Li [Gao, director of China’s climate change office] said it would be a “disaster” – and possibly the start of a trade war – for the U.S. to impose tariffs on imports from China or other countries that didn’t have mandatory emissions controls. He said the tariffs would be unfair and a violation of trade rules.

China shouldn’t have to take responsibility for the 15 percent to 25 percent of its emissions that result from making products for the rest of the world, said Li, the director of the Department of Climate Change in China’s National Development and Reform Commission. He spoke at a briefing sponsored by the Pew Center on Global Climate Change, a nonpartisan research organization.

“For many developing countries, not only China, we produce the products for the consumers, especially in developed countries,” Li said. He argued it wouldn’t be fair to hold China accountable because “we are on the lower end of the economic chain of the global economy.”

China has, of course, been preparing itself for any abatement of the present economic crisis: Investing heavily in upgrading plants and infrastructure, training workers, and scooping up resources and companies around the world.

By the time the economic mess is passed…or passing…, we will have to face the hardest test: global pollution and warming.

Any discussion of cap and trade without dealing with trade and the WTO is just modeling with air. As Li so aptly says: “Any penalty attached to its exports will be a violation of ‘trade rules.'”

There you have it, in a nutshell.

How can free traders–and tariff deniers–who accept the seriousness of global warming get around this one?
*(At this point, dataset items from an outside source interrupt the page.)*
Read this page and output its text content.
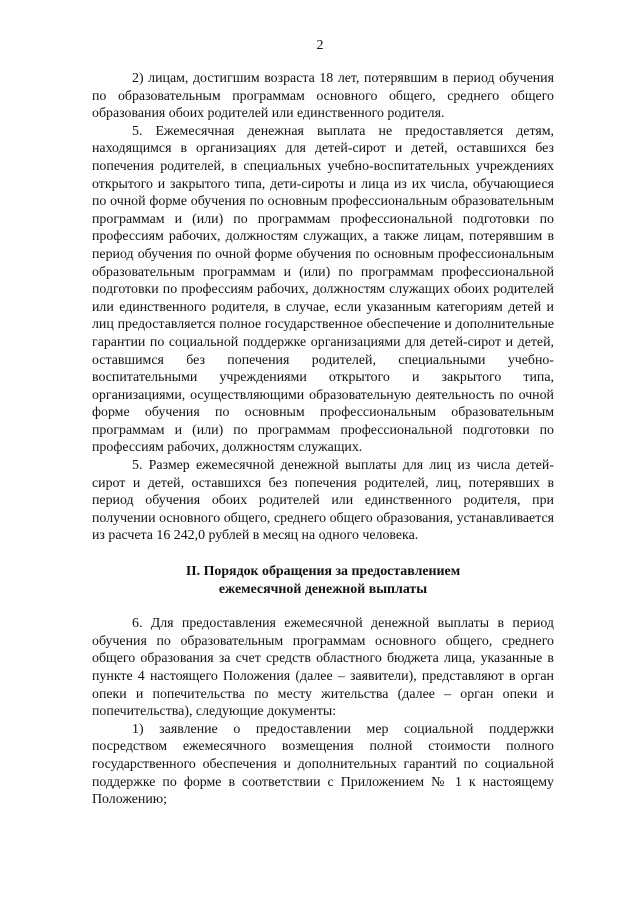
2

2) лицам, достигшим возраста 18 лет, потерявшим в период обучения по образовательным программам основного общего, среднего общего образования обоих родителей или единственного родителя.

5. Ежемесячная денежная выплата не предоставляется детям, находящимся в организациях для детей-сирот и детей, оставшихся без попечения родителей, в специальных учебно-воспитательных учреждениях открытого и закрытого типа, дети-сироты и лица из их числа, обучающиеся по очной форме обучения по основным профессиональным образовательным программам и (или) по программам профессиональной подготовки по профессиям рабочих, должностям служащих, а также лицам, потерявшим в период обучения по очной форме обучения по основным профессиональным образовательным программам и (или) по программам профессиональной подготовки по профессиям рабочих, должностям служащих обоих родителей или единственного родителя, в случае, если указанным категориям детей и лиц предоставляется полное государственное обеспечение и дополнительные гарантии по социальной поддержке организациями для детей-сирот и детей, оставшимся без попечения родителей, специальными учебно-воспитательными учреждениями открытого и закрытого типа, организациями, осуществляющими образовательную деятельность по очной форме обучения по основным профессиональным образовательным программам и (или) по программам профессиональной подготовки по профессиям рабочих, должностям служащих.

5. Размер ежемесячной денежной выплаты для лиц из числа детей-сирот и детей, оставшихся без попечения родителей, лиц, потерявших в период обучения обоих родителей или единственного родителя, при получении основного общего, среднего общего образования, устанавливается из расчета 16 242,0 рублей в месяц на одного человека.

II. Порядок обращения за предоставлением
ежемесячной денежной выплаты

6. Для предоставления ежемесячной денежной выплаты в период обучения по образовательным программам основного общего, среднего общего образования за счет средств областного бюджета лица, указанные в пункте 4 настоящего Положения (далее – заявители), представляют в орган опеки и попечительства по месту жительства (далее – орган опеки и попечительства), следующие документы:

1) заявление о предоставлении мер социальной поддержки посредством ежемесячного возмещения полной стоимости полного государственного обеспечения и дополнительных гарантий по социальной поддержке по форме в соответствии с Приложением № 1 к настоящему Положению;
[Note: On reflection–and not yet reading any comments–, I would agree with those who find some of the conclusions in this piece highly questionable, most specifically the last sentence. Nonetheless, I think that China may well be the key to any agreement on reducing carbon emissions, even assuming the more advanced countries take the lead. Furthermore, if cap and trade is adopted, might not that be an additional subsidy for those companies to locate there?]